W zaroślach niedaleko Łyśniewa Sierakowickiego odkryto makabryczne znalezisko. Przechodzień natknął się na stertę martwych lisów, które ktoś porzucił w pobliżu drogi. - Na stercie znalazło się 6 lub 7 padłych zwierząt - podaje lokalny portal expresskaszubski.pl, który poinformował o tym Urząd Gminy Sierakowice, który podjął działania w tej sprawie.
Dalsza część artykułu pod materiałem wideo
Martwe lisy na Kaszubach. Sprawą zajął się urząd gminy
Dziennikarze lokalnego serwisu, po otrzymaniu informacji od czytelnika, udali się na miejsce i potwierdzili obecność martwych zwierząt. W zaroślach, kilkadziesiąt metrów od drogi, znaleziono sześć lub siedem lisów ułożonych na stercie. Kolejne zwierzęta leżały w pobliżu.
Nie jest to pierwsze niepokojące odkrycie w tej okolicy. Wcześniej na polanie przy leśnym stawie ktoś pozbywał się ścieków. Ślady ciągnika wskazują, że miejsce to było odwiedzane wielokrotnie. Na miejscu zauważono pozostałości po nieczystościach.

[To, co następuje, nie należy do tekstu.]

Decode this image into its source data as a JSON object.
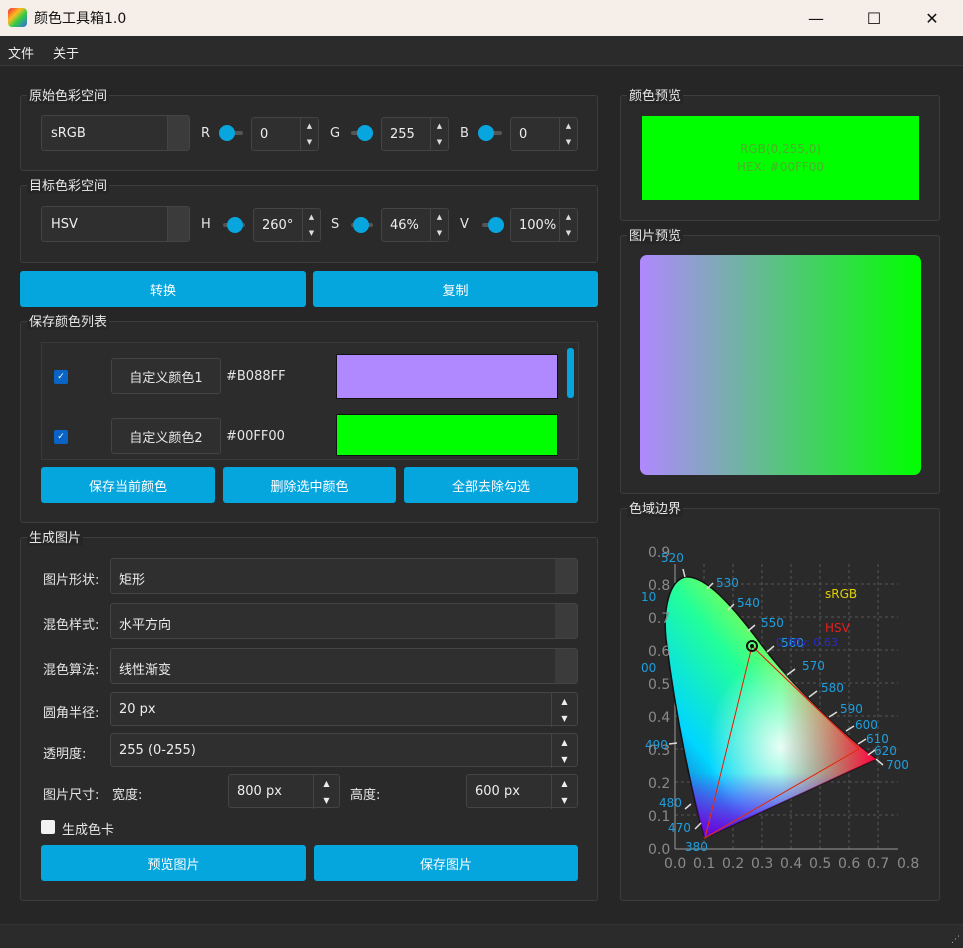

Referat ochrony środowiska Urzędu Gminy Sierakowice bada sprawę martwych lisów. Nie wiadomo, kto i dlaczego porzucił zwierzęta. Istnieje podejrzenie, że może to być efekt polowania w okolicy. Władze lokalne starają się ustalić okoliczności tego zdarzenia.
W sieci pojawiło się nagranie z miejsca znalezienia martwych lisów. Ze względu jednak na fakt, że jest drastyczne, nie publikujemy go na stronie.